My will was broken and then, Grace
In a whirlwind series of miraculous legal events, my husband was removed from the home and prevented from contact for seven years. Every time he stepped a toe out of line, he was slapped in jail. God was at work protecting me and my children. All I had to do was submit to God’s Biblical order, repent of my sin and grace was poured out. I stopped asking God to line up with my will and started lining myself up with His will.
It’s hard to imagine but just like Israel in the desert after being rescued from Egypt, I rebelled hard against God. I had my freedom and I wasn’t about to give God any credit. Then God stepped in with more kindness toward me. He redeemed the situation by providing me with a new Godly husband that fulfills the righteous call (submitting) of a husband. God’s kindness was undeserved and I was beyond ashamed. This led to repentance and obedience; which lead to an unquenchable craving for God’s ways instead of my own……yep, that’s God’s plan in a nutshell.
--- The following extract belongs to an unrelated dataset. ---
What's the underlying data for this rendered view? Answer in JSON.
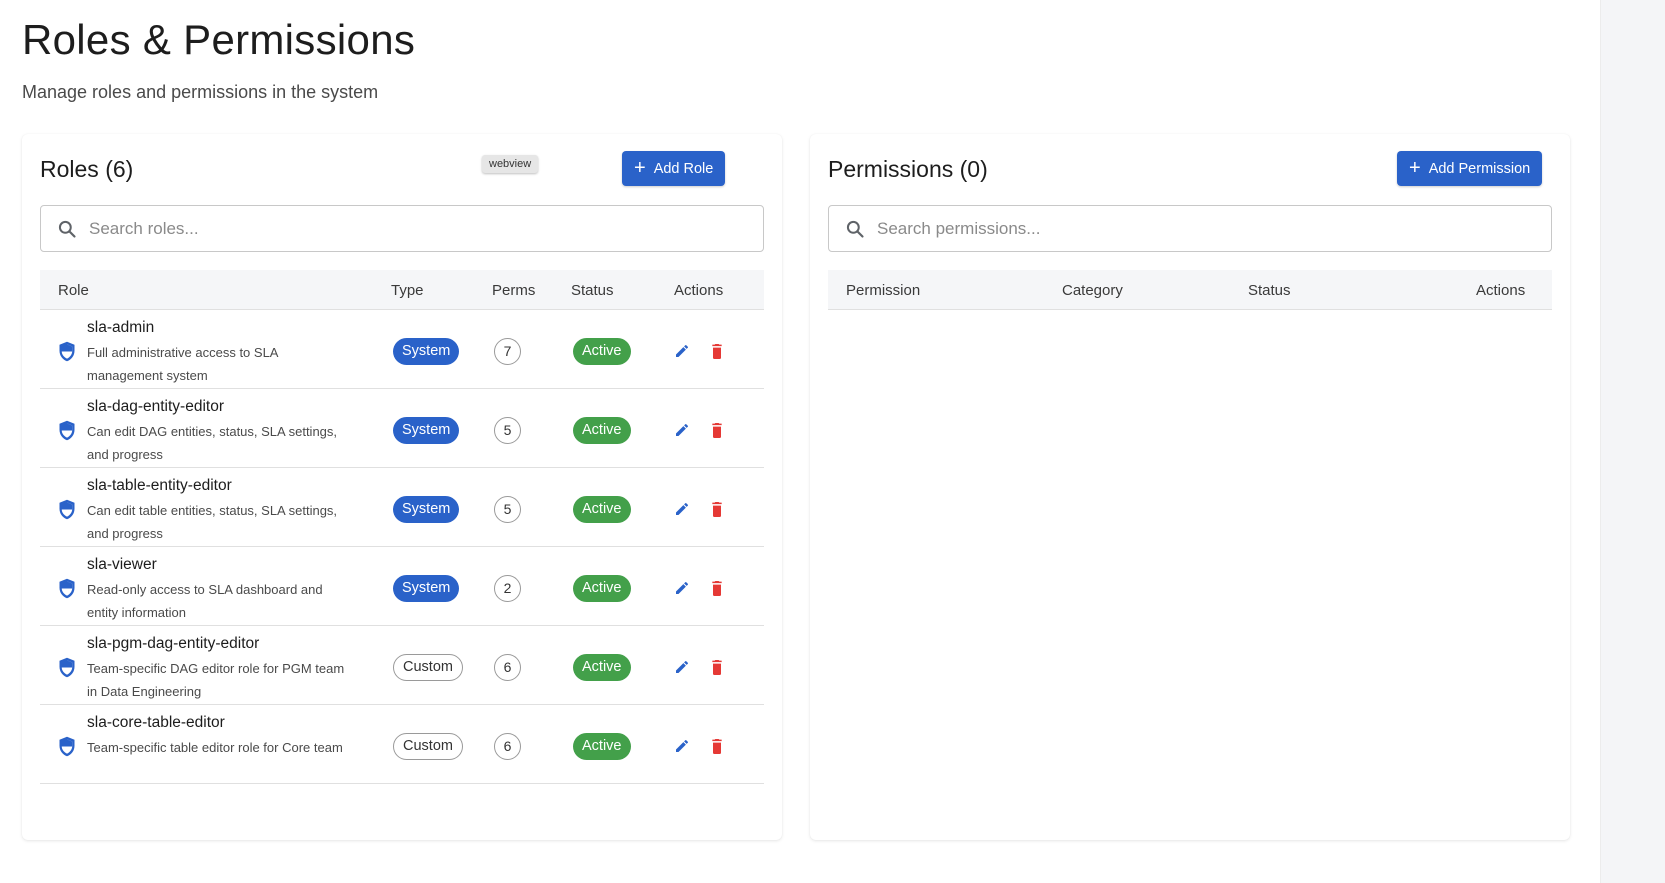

I am now so very thankful for the evil I was once married to. I never would have cried out to my Maker without those two decades of abuse. I needed those horrible and rebellious experiences to break me of my arrogance and lack of submission. I can honestly say I would do that marriage all over again to have the precious gift of submission I now have. Praise God for His kindness and disciplining hand.
Biblical submission doesn’t require two nice, equal people doing nice, equal things to make honor and respect work. It only takes one flawed believer following a real plan. What is that plan? If you really want to know, you will listen to the Q&A from January 21, 2018, “Submission & Divorce“.
Next week we will look at the misinformation surrounding divorce. Do you have a legitimate reason for divorce? Maybe so. Maybe not. Do you have Godly elders shepherding you properly through the madness? If not, you need to know this doesn’t excuse you from dealing with the sin in the situation, regardless if it’s yours or your spouses. You must takes steps to resolve and restore the sinner(s). That’s how we grow in holiness and set ourselves apart from the world.